Families, communities, and nations are strengthened when individuals realize that their lifelong learning is enhanced with study. Most of us started learning as soon as we were born when we uttered our first cry to notify the world that we were not happy about our recent experience. We later learned to cry whenever we needed attention – hunger, tired, etc. We also learned to suck soon after we were born – or before birth. Before too many months and years passed, we were crawling, walking, talking, riding bicycles, etc. Then we went to school and learned to read, do mathematics, etc.
I recently started another semester at Brigham Young University-Idaho, and I recognized that I needed to learn to study better. So, I went to my bookshelves and pulled out a book that I purchased for my younger children many years ago. It is the first book of a two-volume set published by World Book and is titled The World Book of Study Power. I started reading it recently and realized that there was important information that parents can pass along to their children.
The first thing that I learned was to differentiate between learning and studying. Sometimes people think that there is a wall between learning and studying because some things are fun to learn and studying is hard work. The above referenced book begins with a section called “Why Study?”
This book is about understanding yourself so that you can motivate yourself and perform with more confidence at school or work. You’ll learn to remove the artificial barrier between studying and learning. When that wall is up, you study because you have to answer to some else – not because you want the satisfaction of learning. By tearing down the wall, you’ll study to learn instead of studying to perform (page 16).
A year or so ago I was with my then-ten-year-old granddaughter, and she was rattling off all kinds of information. I asked her how she learned so much about so many different kinds of things. She answered, “I read books, and I learn from what I read.” So, one thing that parents can do to help their children gain a love for learning is to encourage reading of good books.
The book on study skills continues by stating that “Studying is something people do throughout their lives.” It explains that students study because they “have assignments to read, papers to write, and tests to take.” However, studying continues long after the student graduates.
Studying doesn’t end when you leave school. Adults may have oral or written reports to present, budgets to monitor, ideas to evaluate, workshops to attend, and classes to take. To keep up, they need to schedule their time so that they can read and research, listen and write, question and remember. To stay on top of things at work, adults read specialized magazines and journals. To process this deluge of information, they use study skills (page 17).
I recently visited with two different doctors; one is an emergency room doctor, and the other is an orthopedic surgeon. Both of them were studying in order to pass their board exams, which they have to take every ten years. One of them told me that he had studied for two months between his two jobs, and the other one took two weeks off work to study. So, we know that study skills are needed long after a student leaves school.
The book lists some study skills in one column and suggests that the reader writes when they use a particular skill in a second column and how the reader uses the skill in a third column. Just reading the list shows that study skills are useful outside the classroom. See how you do on this the list of study skills (page 18).
. Remembering details and recognizing how they fit together
. Writing clearly to express what I know
. Reading to understand and remember
. Asking questions to find out or clarify
. Taking notes
. Reviewing for tests or presentations
. Taking tests or answering questions
One of the most valuable study skills is the ability to ask questions. Part of this skill is the capacity to know the right time to ask a question. “Questions lead you down the path of learning…. When you stop asking, you stop learning. Questioning is a sign that you’re thinking. You’re trying to make sense of new information” (page 20).

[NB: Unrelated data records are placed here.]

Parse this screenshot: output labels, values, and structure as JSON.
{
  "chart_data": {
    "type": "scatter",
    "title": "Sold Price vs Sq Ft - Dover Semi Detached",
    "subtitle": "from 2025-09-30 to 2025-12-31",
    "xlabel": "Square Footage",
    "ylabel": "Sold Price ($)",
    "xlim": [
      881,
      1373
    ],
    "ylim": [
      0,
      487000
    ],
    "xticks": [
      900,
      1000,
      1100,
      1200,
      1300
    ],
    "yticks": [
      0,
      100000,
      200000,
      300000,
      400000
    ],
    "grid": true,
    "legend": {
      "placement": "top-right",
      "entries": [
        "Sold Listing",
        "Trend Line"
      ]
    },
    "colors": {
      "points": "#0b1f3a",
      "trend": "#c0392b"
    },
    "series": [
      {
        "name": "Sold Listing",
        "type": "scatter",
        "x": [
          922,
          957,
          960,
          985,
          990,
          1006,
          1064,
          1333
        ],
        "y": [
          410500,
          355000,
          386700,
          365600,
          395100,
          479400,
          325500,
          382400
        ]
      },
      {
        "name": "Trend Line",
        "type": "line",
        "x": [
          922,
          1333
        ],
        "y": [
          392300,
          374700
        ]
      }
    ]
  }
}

The best way to learn new information is to use study skills, but the actual “learning itself takes place inside…. Studying is supposed to lead to learning – but as you know, that’s not always the case…. What you gain from studying depends on what you bring to the task” (page 20).

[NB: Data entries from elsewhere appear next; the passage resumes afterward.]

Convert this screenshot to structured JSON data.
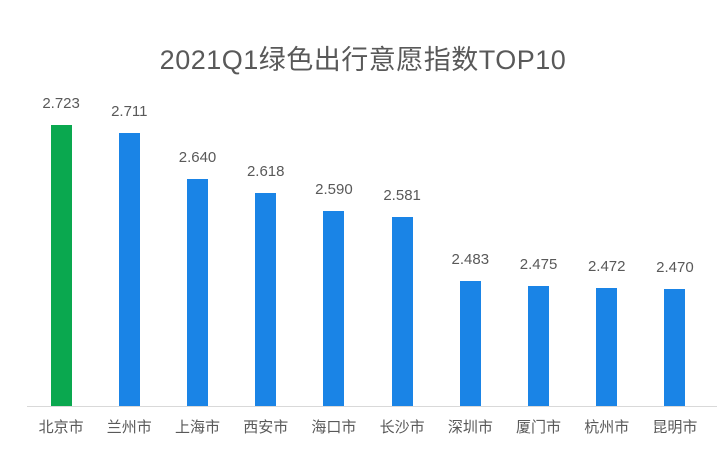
{
  "title": "2021Q1绿色出行意愿指数TOP10",
  "chart_data": {
    "type": "bar",
    "title": "2021Q1绿色出行意愿指数TOP10",
    "categories": [
      "北京市",
      "兰州市",
      "上海市",
      "西安市",
      "海口市",
      "长沙市",
      "深圳市",
      "厦门市",
      "杭州市",
      "昆明市"
    ],
    "values": [
      2.723,
      2.711,
      2.64,
      2.618,
      2.59,
      2.581,
      2.483,
      2.475,
      2.472,
      2.47
    ],
    "value_labels": [
      "2.723",
      "2.711",
      "2.640",
      "2.618",
      "2.590",
      "2.581",
      "2.483",
      "2.475",
      "2.472",
      "2.470"
    ],
    "xlabel": "",
    "ylabel": "",
    "ylim": [
      2.29,
      2.723
    ],
    "grid": false,
    "legend": false,
    "highlight_index": 0,
    "colors": {
      "highlight_bar": "#0aa84f",
      "default_bar": "#1a84e6",
      "title_text": "#595959",
      "label_text": "#595959",
      "axis_line": "#d9d9d9",
      "background": "#ffffff"
    }
  }
}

In addition to encouraging children to read, parents can also encourage their children to ask questions and to give honest compliments when one notices a child using one of the study skills. It is a simple task to say something like, “I appreciate the way that you are listening to what I am saying” or to ask a child to remember some details and explain how they fit together.
By encouraging children to learn good study skills, we can help them to learn to love learning. In doing so, we can strengthen our families, communities, and nations.